My daughter was talking with a friend over iMessage. They were like playing a game where they search all emojis with a certain color. When she tried to send the message in this picture, the iPhone rejected, with the alert saying she was sending a nude. There’s nothing there, only emojis. What could’ve triggered the warning?
iPhones scan messages? So much for privacy…
The phone protect kids from sending nudes. (AFAIK it happens on the phone, not on a server). The phone has a series of protections for kids. She can’t message someone I don’t approve, no message or call from people not on the contact list can enter. But still, someone could grab her friend’s phone and ask for nudes. In this particular case, I entered my parent code and the message was sent. I fail to see how this is bad.
That entire context was missing in your post: you have parental controls activated aka you opted into scanning.
The post was presented as if your daughter just had a normal iPhone + not everybody uses an iPhone. You can’t expect people to know that the feature exists + that it’s activated on your daughters phone. I read daughter and thought she was an adult.
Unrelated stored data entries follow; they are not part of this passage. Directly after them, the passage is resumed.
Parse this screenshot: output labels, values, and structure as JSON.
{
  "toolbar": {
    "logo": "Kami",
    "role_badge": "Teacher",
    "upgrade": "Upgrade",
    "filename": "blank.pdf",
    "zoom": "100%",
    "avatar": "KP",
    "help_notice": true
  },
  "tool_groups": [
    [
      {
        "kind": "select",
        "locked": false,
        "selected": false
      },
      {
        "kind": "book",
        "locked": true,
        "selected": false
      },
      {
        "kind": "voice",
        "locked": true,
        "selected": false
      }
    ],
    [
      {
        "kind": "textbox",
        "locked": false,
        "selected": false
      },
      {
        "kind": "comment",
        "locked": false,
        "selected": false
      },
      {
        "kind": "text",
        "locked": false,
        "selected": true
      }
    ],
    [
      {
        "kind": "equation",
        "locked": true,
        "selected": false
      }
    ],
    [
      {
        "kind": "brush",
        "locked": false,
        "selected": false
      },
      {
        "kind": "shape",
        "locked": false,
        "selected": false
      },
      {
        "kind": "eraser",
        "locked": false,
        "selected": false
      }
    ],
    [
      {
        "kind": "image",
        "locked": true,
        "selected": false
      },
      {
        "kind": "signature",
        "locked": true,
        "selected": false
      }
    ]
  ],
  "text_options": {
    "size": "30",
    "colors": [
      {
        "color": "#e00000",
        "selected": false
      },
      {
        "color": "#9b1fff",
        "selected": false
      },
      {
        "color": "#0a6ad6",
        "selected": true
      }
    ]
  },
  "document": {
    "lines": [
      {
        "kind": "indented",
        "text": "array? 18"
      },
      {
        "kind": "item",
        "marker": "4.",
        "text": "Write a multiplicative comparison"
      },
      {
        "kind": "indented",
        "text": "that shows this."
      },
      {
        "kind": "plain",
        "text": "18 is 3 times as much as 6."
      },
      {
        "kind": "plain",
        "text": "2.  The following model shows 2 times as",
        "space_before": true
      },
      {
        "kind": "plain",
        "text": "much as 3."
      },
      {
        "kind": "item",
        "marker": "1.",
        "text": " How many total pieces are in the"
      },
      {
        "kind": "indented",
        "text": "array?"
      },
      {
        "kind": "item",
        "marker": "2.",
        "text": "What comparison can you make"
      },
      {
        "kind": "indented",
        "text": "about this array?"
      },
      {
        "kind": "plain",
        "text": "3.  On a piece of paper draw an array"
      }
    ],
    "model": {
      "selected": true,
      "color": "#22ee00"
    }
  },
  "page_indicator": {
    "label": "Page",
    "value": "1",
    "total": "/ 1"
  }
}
What does that have anything to do with the price of weed in Colorado?
The post isn’t even a photo, it’s just a really long string of emojis. So, how in the holy hell did it somehow detect a nude photo out of that in the first place?
Price of weed? What?
As for the nude, it probably detected the “💦” which I imagine is often sent with nudes or in discussions surrounding nudes. But who knows. Malus will never reveal its sauce.
Colorado was the first state to allow recreational marijuana use.
It’s my own twist on ‘What does that have to do with the price of eggs in Spain?’
I have no idea where that saying came from, but it all adds up to what’s that got to do with anything?
From the saying, “What does that have to do with the price of tea in China?” Modernized.